Given the extremely large areas of provincial, national, regional, and global degradation that are frequently stated (Bai et al., 2008; Bridges and Oldeman, 1999; Kassas, 1995; Oldeman, 1994; UNEP, 1997; Zika and Erb, 2009) and the far-reaching effects of degradation on human livelihoods (Adeel, 2008; UNCCD, 1994), rigorous, quantitative, and objective measurements are urgently needed. While reduction of NPP is a single type of degradation, it is a quantitative measure of the outcome of most forms of degradation relevant to human needs – but not all (e.g., loss of palatable species with no change in NPP; Asner and Heidebrecht, 2005). The widespread occurrence of degradation and its anthropogenic causes and effects require measurements having the large-area coverage and high spatial resolution provided by remote sensing, despite their limitations. LNS is founded on the concept of comparison of the actual conditions with their potential. As noted, there are several weaknesses in the technique that may affect the validity of the results; nevertheless, the fundamental concept of reduction from an explicit standard remains. There also remains a need for improvements in detection of appropriate reference standards, either by local scaling as in LNS or by some other method.

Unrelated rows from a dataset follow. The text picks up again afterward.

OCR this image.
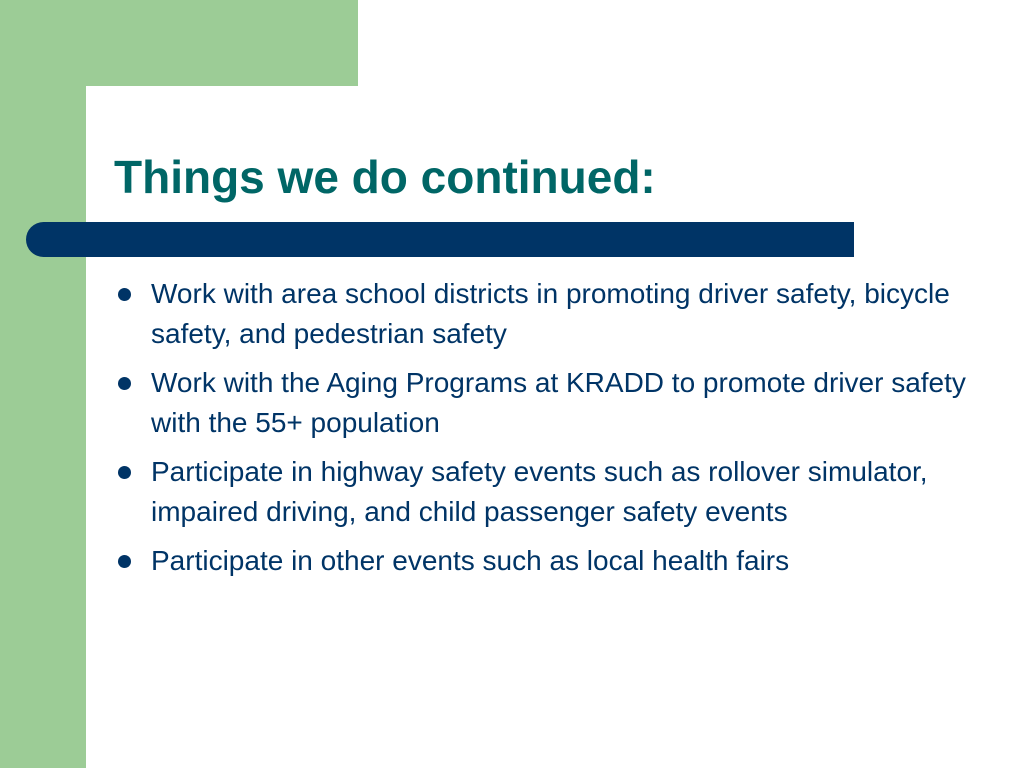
Things we do continued:
Work with area school districts in promoting driver safety, bicycle safety, and pedestrian safety
Work with the Aging Programs at KRADD to promote driver safety with the 55+ population
Participate in highway safety events such as rollover simulator, impaired driving, and child passenger safety events
Participate in other events such as local health fairs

The objectives of the many initiatives to arrest and remediate degradation have been summarized in the concept of zero net land degradation (ZNLD) (Stavi and Lal, 2015). ZNLD seeks to slow current rates of degradation such that the rates of land rehabilitation are, at the very least, equivalent to rates of deterioration (Lal et al., 2012), locally or elsewhere. Achievement of ZNLD depends on comprehensive monitoring to identify land states and trends of degradation. The study presented here used one approach to such regional assessment. While the feasibility of global land degradation neutrality has been debated (Grainger, 2015), the BDT is an example of a region that has seen a reversal of an overall trend toward degradation in productivity.